While the Metaverse seems like a distant digital dream, its digital assets are already here and new kinds of investors are taking notice. Andrew Steinwold’s Sfermion is a Metaverse-native firm that invests in “esoteric digital assets” [23], that is, NFTs of virtual worlds, digital art, and related assets. I suspect these assets won’t be esoteric for long. Companies like Fortnite are already measuring revenue streams in billions based on in-game digital objects, while Dapper Labs’ NBA Top shot just brought digital collectibles to the sports industry.
NFTs are about to become a new, voluminous financial asset class. To capture its value we need venues for selling, auctioning, and trading these new assets.
Rarible
Rarible is the first NFT marketplace in the blockchain space to launch a governance token. The token, called $RARI, can be obtained in exchange for marketplace participation and has found its initial liquidity on decentralized venues at Balancer and Uniswap. If you’ve ever transacted on Rarible or made an NFT purchase or sale on-chain, there is a good chance your address is eligible for the $RARI airdrop. [24] [25] [26]
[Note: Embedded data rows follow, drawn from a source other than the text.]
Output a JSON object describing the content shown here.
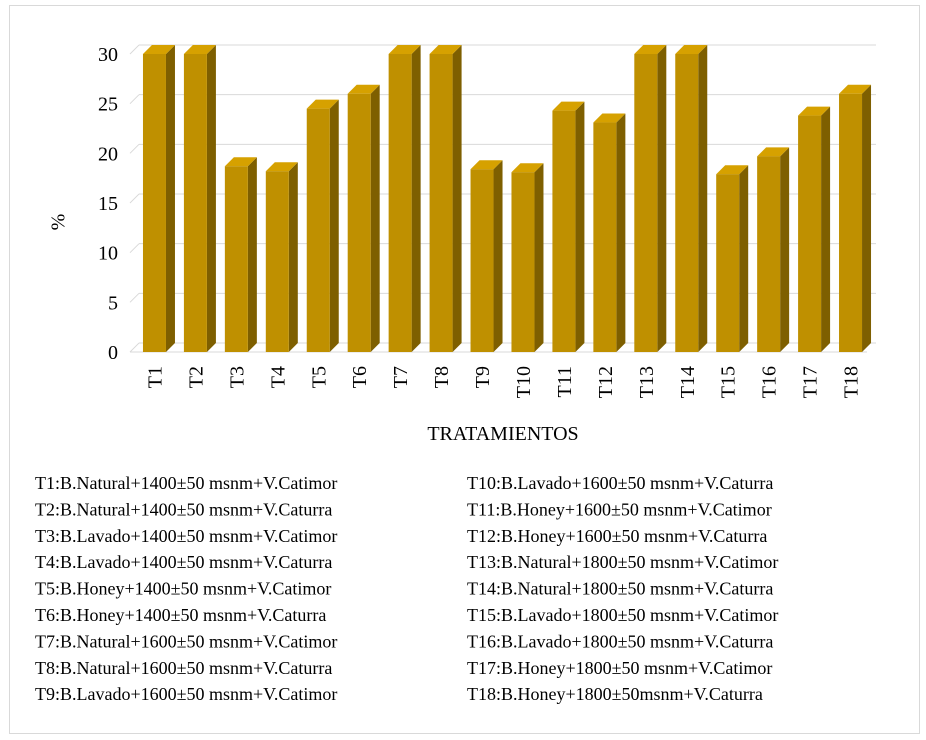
{
  "chart_data": {
    "type": "bar3d",
    "y_label": "%",
    "x_label": "TRATAMIENTOS",
    "categories": [
      "T1",
      "T2",
      "T3",
      "T4",
      "T5",
      "T6",
      "T7",
      "T8",
      "T9",
      "T10",
      "T11",
      "T12",
      "T13",
      "T14",
      "T15",
      "T16",
      "T17",
      "T18"
    ],
    "values": [
      30,
      30,
      18.7,
      18.2,
      24.5,
      26,
      30,
      30,
      18.4,
      18.1,
      24.3,
      23.1,
      30,
      30,
      17.9,
      19.7,
      23.8,
      26
    ],
    "color": "#bf9000",
    "ylim": [
      0,
      30
    ],
    "yticks": [
      0,
      5,
      10,
      15,
      20,
      25,
      30
    ],
    "grid": true,
    "legend_notes": [
      "T1:B.Natural+1400±50 msnm+V.Catimor",
      "T2:B.Natural+1400±50 msnm+V.Caturra",
      "T3:B.Lavado+1400±50 msnm+V.Catimor",
      "T4:B.Lavado+1400±50 msnm+V.Caturra",
      "T5:B.Honey+1400±50 msnm+V.Catimor",
      "T6:B.Honey+1400±50 msnm+V.Caturra",
      "T7:B.Natural+1600±50 msnm+V.Catimor",
      "T8:B.Natural+1600±50 msnm+V.Caturra",
      "T9:B.Lavado+1600±50 msnm+V.Catimor",
      "T10:B.Lavado+1600±50 msnm+V.Caturra",
      "T11:B.Honey+1600±50 msnm+V.Catimor",
      "T12:B.Honey+1600±50 msnm+V.Caturra",
      "T13:B.Natural+1800±50 msnm+V.Catimor",
      "T14:B.Natural+1800±50 msnm+V.Caturra",
      "T15:B.Lavado+1800±50 msnm+V.Catimor",
      "T16:B.Lavado+1800±50 msnm+V.Caturra",
      "T17:B.Honey+1800±50 msnm+V.Catimor",
      "T18:B.Honey+1800±50msnm+V.Caturra"
    ]
  }
}
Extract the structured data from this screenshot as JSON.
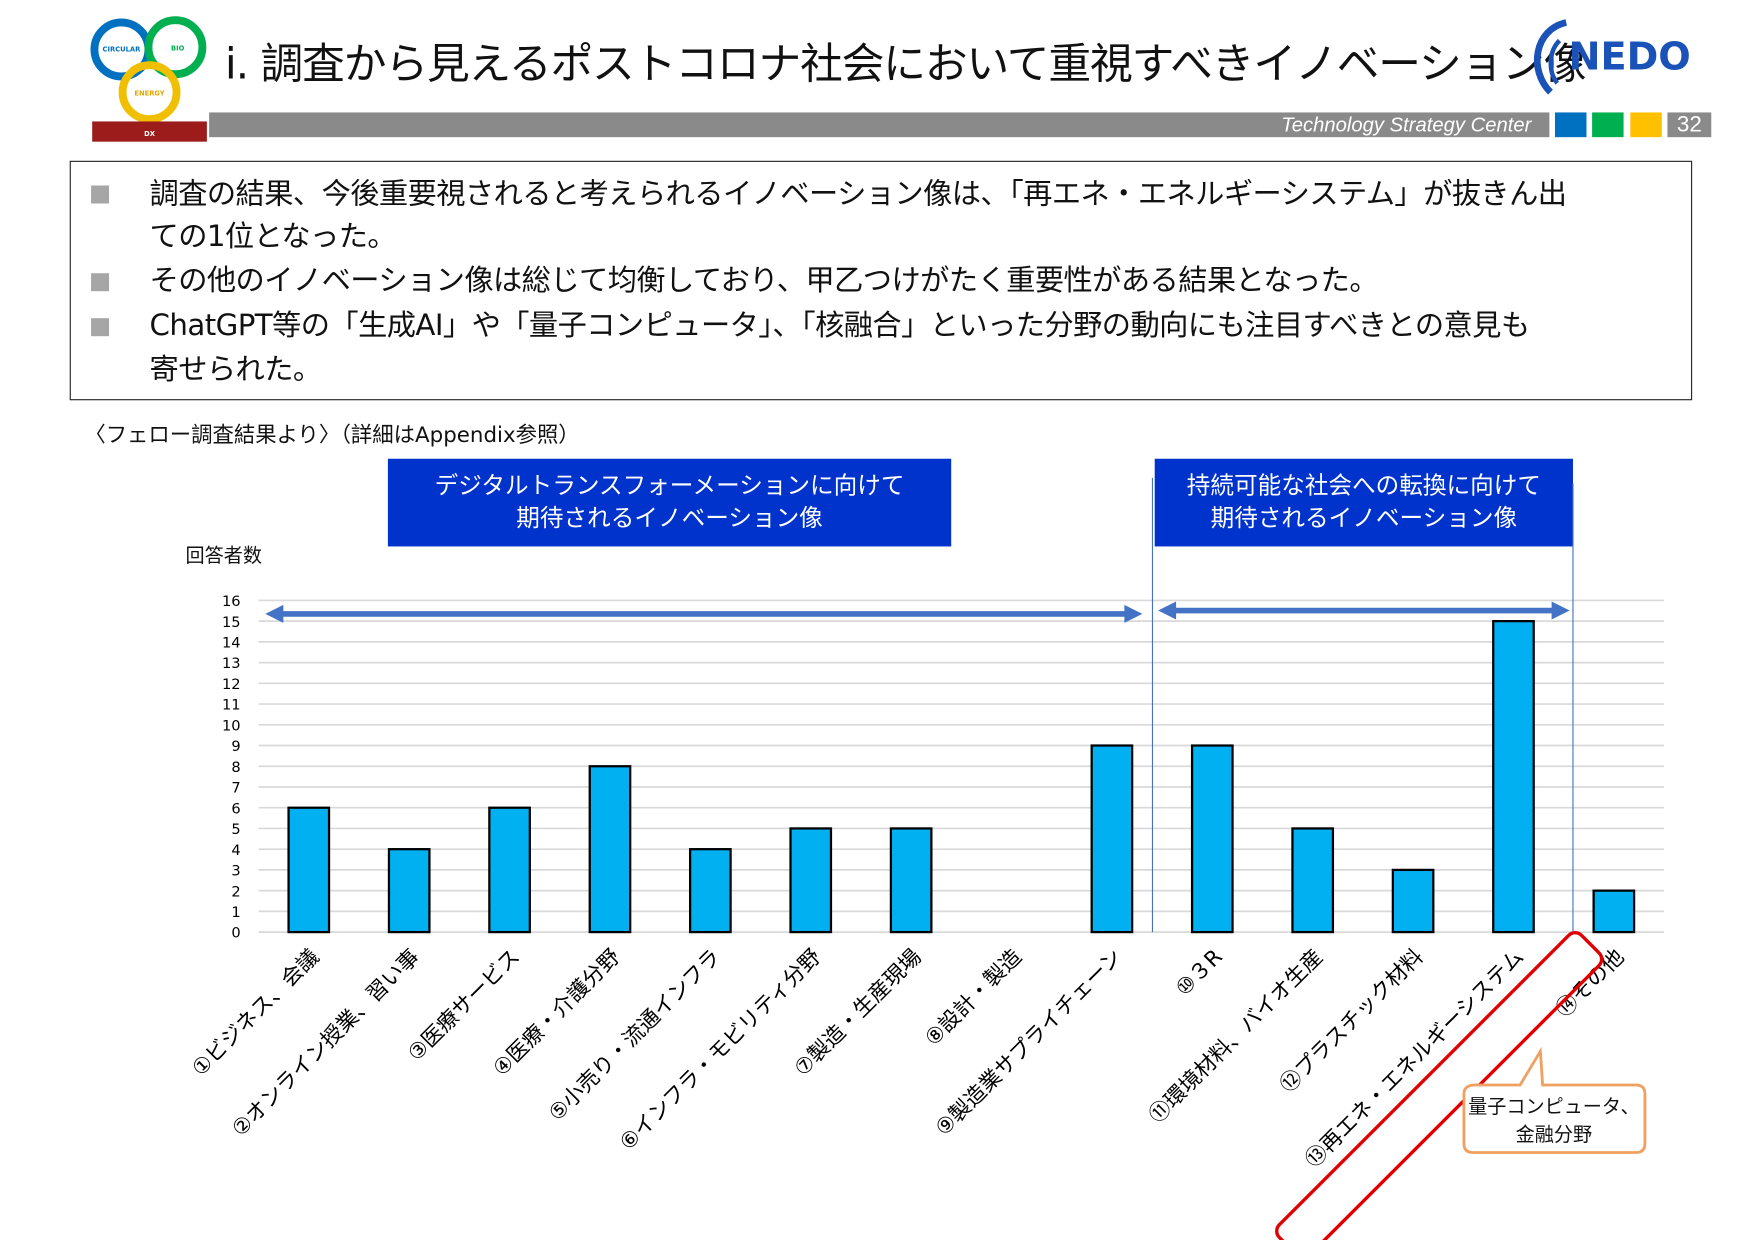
{
  "header": {
    "title": "i. 調査から見えるポストコロナ社会において重視すべきイノベーション像",
    "left_logo_text": [
      "CIRCULAR",
      "BIO",
      "ENERGY",
      "DX"
    ],
    "right_logo_text": "NEDO",
    "center_label": "Technology Strategy Center",
    "page_number": "32",
    "square_colors": [
      "#0070c0",
      "#00b050",
      "#ffc000"
    ]
  },
  "summary": {
    "bullets": [
      [
        "調査の結果、今後重要視されると考えられるイノベーション像は、「再エネ・エネルギーシステム」が抜きん出",
        "ての1位となった。"
      ],
      [
        "その他のイノベーション像は総じて均衡しており、甲乙つけがたく重要性がある結果となった。"
      ],
      [
        "ChatGPT等の「生成AI」や「量子コンピュータ」、「核融合」といった分野の動向にも注目すべきとの意見も",
        "寄せられた。"
      ]
    ]
  },
  "caption": "〈フェロー調査結果より〉（詳細はAppendix参照）",
  "groups": [
    {
      "line1": "デジタルトランスフォーメーションに向けて",
      "line2": "期待されるイノベーション像"
    },
    {
      "line1": "持続可能な社会への転換に向けて",
      "line2": "期待されるイノベーション像"
    }
  ],
  "chart_data": {
    "type": "bar",
    "ylabel": "回答者数",
    "ylim": [
      0,
      16
    ],
    "yticks": [
      0,
      1,
      2,
      3,
      4,
      5,
      6,
      7,
      8,
      9,
      10,
      11,
      12,
      13,
      14,
      15,
      16
    ],
    "grid": true,
    "categories": [
      "①ビジネス、会議",
      "②オンライン授業、習い事",
      "③医療サービス",
      "④医療・介護分野",
      "⑤小売り・流通インフラ",
      "⑥インフラ・モビリティ分野",
      "⑦製造・生産現場",
      "⑧設計・製造",
      "⑨製造業サプライチェーン",
      "⑩３R",
      "⑪環境材料、バイオ生産",
      "⑫プラスチック材料",
      "⑬再エネ・エネルギーシステム",
      "⑭その他"
    ],
    "values": [
      6,
      4,
      6,
      8,
      4,
      5,
      5,
      0,
      9,
      9,
      5,
      3,
      15,
      2
    ],
    "bar_color": "#00b0f0",
    "highlight_category": "⑬再エネ・エネルギーシステム",
    "annotation": {
      "line1": "量子コンピュータ、",
      "line2": "金融分野"
    }
  },
  "colors": {
    "header_box": "#0033cc",
    "arrow": "#4472c4",
    "highlight": "#e00000",
    "callout_border": "#f0a060"
  }
}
The team at Rarible, founded by Alex Salnikov and Alexei Falin, is based in Moscow, Russia but engages the blockchain space globally and is open for business to anyone in the world who has a smartphone. [27]
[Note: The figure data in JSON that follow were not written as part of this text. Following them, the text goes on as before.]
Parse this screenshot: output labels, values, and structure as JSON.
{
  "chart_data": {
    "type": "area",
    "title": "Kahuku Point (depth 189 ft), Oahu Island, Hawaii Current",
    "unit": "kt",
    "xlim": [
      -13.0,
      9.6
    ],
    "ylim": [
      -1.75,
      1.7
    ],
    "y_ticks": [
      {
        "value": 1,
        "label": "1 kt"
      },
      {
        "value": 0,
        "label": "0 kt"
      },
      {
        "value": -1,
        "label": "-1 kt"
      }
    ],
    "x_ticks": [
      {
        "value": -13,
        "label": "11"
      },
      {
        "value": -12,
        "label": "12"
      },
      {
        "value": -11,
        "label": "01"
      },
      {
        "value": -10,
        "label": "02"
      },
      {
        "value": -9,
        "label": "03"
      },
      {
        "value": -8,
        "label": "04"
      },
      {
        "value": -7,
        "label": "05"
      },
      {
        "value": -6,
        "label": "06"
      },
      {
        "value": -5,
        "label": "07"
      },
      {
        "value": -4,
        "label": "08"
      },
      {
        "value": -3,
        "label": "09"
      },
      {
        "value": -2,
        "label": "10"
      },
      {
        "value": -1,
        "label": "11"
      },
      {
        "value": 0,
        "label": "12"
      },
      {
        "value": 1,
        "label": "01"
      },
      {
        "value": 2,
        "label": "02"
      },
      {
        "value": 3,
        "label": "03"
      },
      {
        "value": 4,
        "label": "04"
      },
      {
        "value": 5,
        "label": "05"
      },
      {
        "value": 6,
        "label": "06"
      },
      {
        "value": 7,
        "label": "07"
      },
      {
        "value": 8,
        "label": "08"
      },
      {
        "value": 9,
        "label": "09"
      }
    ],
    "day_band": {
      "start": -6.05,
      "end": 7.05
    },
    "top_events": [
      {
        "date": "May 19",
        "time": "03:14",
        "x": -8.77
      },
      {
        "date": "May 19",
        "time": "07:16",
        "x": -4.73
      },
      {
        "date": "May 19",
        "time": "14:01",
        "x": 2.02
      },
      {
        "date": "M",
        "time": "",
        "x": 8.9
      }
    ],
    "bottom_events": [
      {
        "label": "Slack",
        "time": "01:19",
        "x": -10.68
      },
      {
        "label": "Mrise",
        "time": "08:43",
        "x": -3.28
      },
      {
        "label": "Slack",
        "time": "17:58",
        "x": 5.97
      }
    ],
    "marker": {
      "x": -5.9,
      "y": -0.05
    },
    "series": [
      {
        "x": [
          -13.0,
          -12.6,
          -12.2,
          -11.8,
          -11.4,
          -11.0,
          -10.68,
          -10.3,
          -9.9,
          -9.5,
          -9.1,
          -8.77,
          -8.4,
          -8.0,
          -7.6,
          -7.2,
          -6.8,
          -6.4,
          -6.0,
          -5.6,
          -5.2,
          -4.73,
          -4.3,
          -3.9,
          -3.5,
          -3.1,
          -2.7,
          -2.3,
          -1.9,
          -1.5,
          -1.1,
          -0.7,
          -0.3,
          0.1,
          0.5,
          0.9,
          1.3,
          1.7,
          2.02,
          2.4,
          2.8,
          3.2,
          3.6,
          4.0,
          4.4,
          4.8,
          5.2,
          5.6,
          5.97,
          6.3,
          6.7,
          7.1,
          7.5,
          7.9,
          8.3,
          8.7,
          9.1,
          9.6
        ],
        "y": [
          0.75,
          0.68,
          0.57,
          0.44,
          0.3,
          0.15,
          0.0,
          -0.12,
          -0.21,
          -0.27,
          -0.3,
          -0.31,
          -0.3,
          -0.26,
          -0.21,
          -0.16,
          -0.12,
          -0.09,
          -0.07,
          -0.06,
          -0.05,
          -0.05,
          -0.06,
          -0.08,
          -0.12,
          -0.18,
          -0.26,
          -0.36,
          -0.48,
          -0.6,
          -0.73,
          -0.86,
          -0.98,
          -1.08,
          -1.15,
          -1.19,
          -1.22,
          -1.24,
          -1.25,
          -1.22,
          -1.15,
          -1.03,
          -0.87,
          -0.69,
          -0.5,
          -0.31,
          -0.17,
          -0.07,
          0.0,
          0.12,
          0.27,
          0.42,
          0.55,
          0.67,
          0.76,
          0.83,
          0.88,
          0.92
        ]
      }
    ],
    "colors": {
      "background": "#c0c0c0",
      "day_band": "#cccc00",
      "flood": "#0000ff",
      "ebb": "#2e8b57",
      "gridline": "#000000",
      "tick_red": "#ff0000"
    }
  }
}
The Rarible team has continued to raise the bar on user experiences for both cryptonatives and mainstream users. Today, Rarible comes with state-of-the-art features and experience for NFT creation: ERC-721 and ERC-1155 standards support, multi-edition mining, custom on-chain collections, and creator verification and moderation. On the demand side, top notch tools are in the works in the areas of discovery, engagement, and displaying works. Users new to blockchain should find friendly user experiences with Magic and Zerion integration, as well as upcoming credit card support. And, of course, Rarible’s moderated incentive program distributes $RARI rewards for users who transact on the platform.
But the real innovation of Rarible is that it is on a path of gradual decentralization toward community ownership, making it a highly competitive venue to attract participants. Rarible is currently in the process of implementing full decentralized governance, just like many DeFi projects are launching today. As a result, the platform’s core features, economics, and smart contracts will eventually be totally in the hands of the Rarible community through $RARI ownership.
Over time, we think cryptonative monetization and the core value propositions of crypto networks [28] implemented by Rarible will make it highly competitive with other digital marketplaces and Rarible will be a premiere venue for NFT liquidity. The community-building properties of digital assets have been discussed previously [29] and Rarible has already seen an immense response in platform metrics following the launch of the digital asset. Using $RARI, Rarible will be able to shore up a strong, loyal community that maintains an active 2-sided marketplace.